Project description:When making treatment decisions, oncologists often stratify breast cancers into a low-risk group (ER+, low grade); an intermediate-risk group (ER+, high grade); and a high-risk group that includes Her2+ and triple-negative (ER-/PR-/Her2-) tumors. None of the currently available gene signatures correlates to this clinical classification. We aimed to develop a test that is practical for the oncologists, that offers both molecular characterization of BCs, and improved prediction of prognosis and treatment response. We investigated the molecular basis of such clinical practice by grouping Her2+ and triple-negative breast cancers together during clustering analyses on the genome-wide gene expression profiles of our training cohort, mostly derived from fine needle aspiration biopsies (FNABs) of 149 consecutive evaluable Breast cancers.
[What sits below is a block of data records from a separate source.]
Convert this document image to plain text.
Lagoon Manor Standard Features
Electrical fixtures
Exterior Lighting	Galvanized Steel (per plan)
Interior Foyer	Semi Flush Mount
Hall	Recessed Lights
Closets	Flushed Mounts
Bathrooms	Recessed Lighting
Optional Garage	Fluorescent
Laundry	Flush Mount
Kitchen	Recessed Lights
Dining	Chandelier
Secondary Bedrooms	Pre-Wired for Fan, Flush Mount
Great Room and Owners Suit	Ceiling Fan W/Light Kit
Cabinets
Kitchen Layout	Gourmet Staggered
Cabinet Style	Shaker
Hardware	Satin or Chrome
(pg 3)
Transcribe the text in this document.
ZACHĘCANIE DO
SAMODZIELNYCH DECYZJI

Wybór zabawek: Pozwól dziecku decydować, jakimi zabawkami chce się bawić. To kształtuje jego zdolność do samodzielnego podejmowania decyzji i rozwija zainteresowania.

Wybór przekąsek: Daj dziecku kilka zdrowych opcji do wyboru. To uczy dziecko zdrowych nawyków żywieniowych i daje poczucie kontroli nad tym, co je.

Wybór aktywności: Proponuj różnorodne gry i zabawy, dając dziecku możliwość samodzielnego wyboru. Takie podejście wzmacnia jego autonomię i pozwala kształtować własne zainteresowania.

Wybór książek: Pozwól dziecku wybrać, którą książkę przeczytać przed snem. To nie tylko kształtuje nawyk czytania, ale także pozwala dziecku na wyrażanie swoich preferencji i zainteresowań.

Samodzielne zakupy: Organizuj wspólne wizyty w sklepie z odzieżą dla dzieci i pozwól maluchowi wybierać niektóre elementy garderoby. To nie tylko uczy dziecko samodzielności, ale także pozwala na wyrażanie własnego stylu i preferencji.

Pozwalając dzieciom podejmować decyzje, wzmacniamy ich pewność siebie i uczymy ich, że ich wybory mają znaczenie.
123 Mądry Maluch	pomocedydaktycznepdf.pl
The analyses consistently divided these tumors into a three-cluster pattern, similar to clinical risk-stratification groups, that was reproducible in published microarray databases (n=2487) annotated with clinical outcomes. The clinicopathologic parameters of each of these three molecular groups were also similar to clinical classification. The low-risk group had good outcomes and benefited from endocrine therapy. Both intermediate- and high-risk groups had poor outcomes and were resistant to endocrine therapy. The latter demonstrated the highest rate of complete pathological response to neoadjuvant chemotherapy; the highest activities in MYC, E2F1, Ras, β-Catenin and IFN-γ pathways; and poor prognosis predicted by 14 independent prognostic signatures. Based on a multivariate analysis, this new gene signature, termed ClinicoMolecular Triad Classification, predicted recurrence and treatment response better than all pathologic parameters and other prognostic signatures.